'History of the World Part 1' [Blu-ray]
(Mel Brooks, Dom Deluise, Harvey Korman, et al / Blu ray / R / (1981) 2010 / 20th Century Fox)
Overview: Mel Brooks's 1981, three-part comedy--set in the Stone Age, the Roman Empire, and the French Revolution--is pure guilty pleasure. Narrated by Orson Welles and featuring a lot of famous faces in guest appearances (beyond the official cast), the film opens well with Sid Caesar playing a caveman, then moves along to the unlikely but somehow hilarious juxtaposition of Caesar's soldiers (the other Caesar, not Sid) with pot humor, and ends on a dumb-funny note in the French bloodbath.
Blu ray: "History of the World: Part 1" was written and directed by Mel Brooks in 1981. Mel Brooks' silly parody of history makes it onto Blu-Ray with a sharper picture and better sound. Whether it is cavemen, ancient Rome, the Spanish Inquisition, and the French Revolution, it still tickles the funny bone to watch. There are so many great quotes!
More so than the longer stories in Rome and France, the quickie jokes with Moses, the Cavemen, Jesus, and the Inquisition are the funniest parts of this film. A few jokes in the script are more dated now but most hold up very well still! This is one of most hilarious takes on history since "Monty Python and the Search for the Holy Grail" but it goes over several different periods of time when each short could have been made into its own full-length feature.
Mel himself takes on several roles as Moses, a stand-up philosopher in Rome, the leader of the Spanish Inquisition, and double roles as the king of France and the piss boy in one story. He never takes on an accent but he doesn't have to. He sets up silly situations and comparisons to modern times and is never afraid to just go there and feels the more ridiculous, the better.
Orson Welles has one of the best voices on film ever and he actually narrates a few of the sequences linking the film together. Other fantastic actors involved are Dom DeLuise as Emperor Nero the fat pig, Madeline Kahn as Empress Nympho who gets to choose partners for her evening orgy, Harvey Korman as Count de Monet ("Count the money, count the money"!), Gregory Hines as dancer/slave Josephus, and Sid Caesar as the Chief Caveman.
Unfortunately "History of the World: Part 2" advertised at the end was never made into a film though I know we'd all like to see Hitler on Ice and Jews in Space!
This movie has been watched dozens of times by many people, but there is now a "Real History of the World" Trivia Track that you can play along the bottom of the screen while watching! It's a great way to learn some new facts while watching and mostly confirms actual years things began like that scientists now believe man discovered fire way earlier than the previous estimate. Occasionally facts are revealed about the movie as well such as the Vestal Virgins were played by Playboy Playmates. There is also an isolated score track that can be used with the film.

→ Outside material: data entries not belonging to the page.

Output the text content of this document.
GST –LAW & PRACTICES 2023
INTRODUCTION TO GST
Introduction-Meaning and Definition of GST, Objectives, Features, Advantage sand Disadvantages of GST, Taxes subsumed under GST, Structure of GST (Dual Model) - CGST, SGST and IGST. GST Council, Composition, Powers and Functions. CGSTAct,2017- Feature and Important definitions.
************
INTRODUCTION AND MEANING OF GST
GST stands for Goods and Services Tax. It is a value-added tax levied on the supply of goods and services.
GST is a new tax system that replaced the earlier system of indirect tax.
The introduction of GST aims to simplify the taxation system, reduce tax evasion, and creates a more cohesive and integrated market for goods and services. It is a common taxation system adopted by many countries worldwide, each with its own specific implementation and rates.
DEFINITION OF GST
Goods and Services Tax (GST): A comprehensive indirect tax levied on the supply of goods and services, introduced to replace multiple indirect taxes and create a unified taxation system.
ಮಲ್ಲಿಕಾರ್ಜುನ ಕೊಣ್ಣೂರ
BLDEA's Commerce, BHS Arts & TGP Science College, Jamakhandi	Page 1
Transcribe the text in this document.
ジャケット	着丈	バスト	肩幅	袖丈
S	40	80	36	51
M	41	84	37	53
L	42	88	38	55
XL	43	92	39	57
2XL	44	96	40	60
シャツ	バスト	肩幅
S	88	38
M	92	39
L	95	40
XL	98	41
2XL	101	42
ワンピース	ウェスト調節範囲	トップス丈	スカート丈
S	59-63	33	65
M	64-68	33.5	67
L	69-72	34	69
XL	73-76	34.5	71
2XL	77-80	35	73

There is a featurette on Mel's love of musicals and how his movies always incorporate a musical number into them at some point. When they were selecting portions of history that they wanted to visit in this film, they just decided to make "The Inquisition" a big elaborate number and the further and more ridiculous he went with it and the more wrong it became, the more RIGHT it became and now it is one of the most remembered sequences of the film. This featurette talks about the different elements of the number and how the swimming nuns were able to come out of the water dry with sparklers on their heads, etc.
The last featurette is "Making History: Mel Brooks on Creating the World" on how easily the jokes came when writing the script and piecing the time periods together. Richard Pryor was originally slotted to have a role in the film but had an accident and Gregory Hines was brought in for screen testing and was instantly given the part. Orson Welles was booked for one-week's worth of work to narrate "History of the World" but since he did most of it in one take, he was finished by 4:30pm the very first day. This film has developed into almost a cult classic. [HF] This is a Widescreen Presentation (2.40:1) enhanced for 16x9 TVs.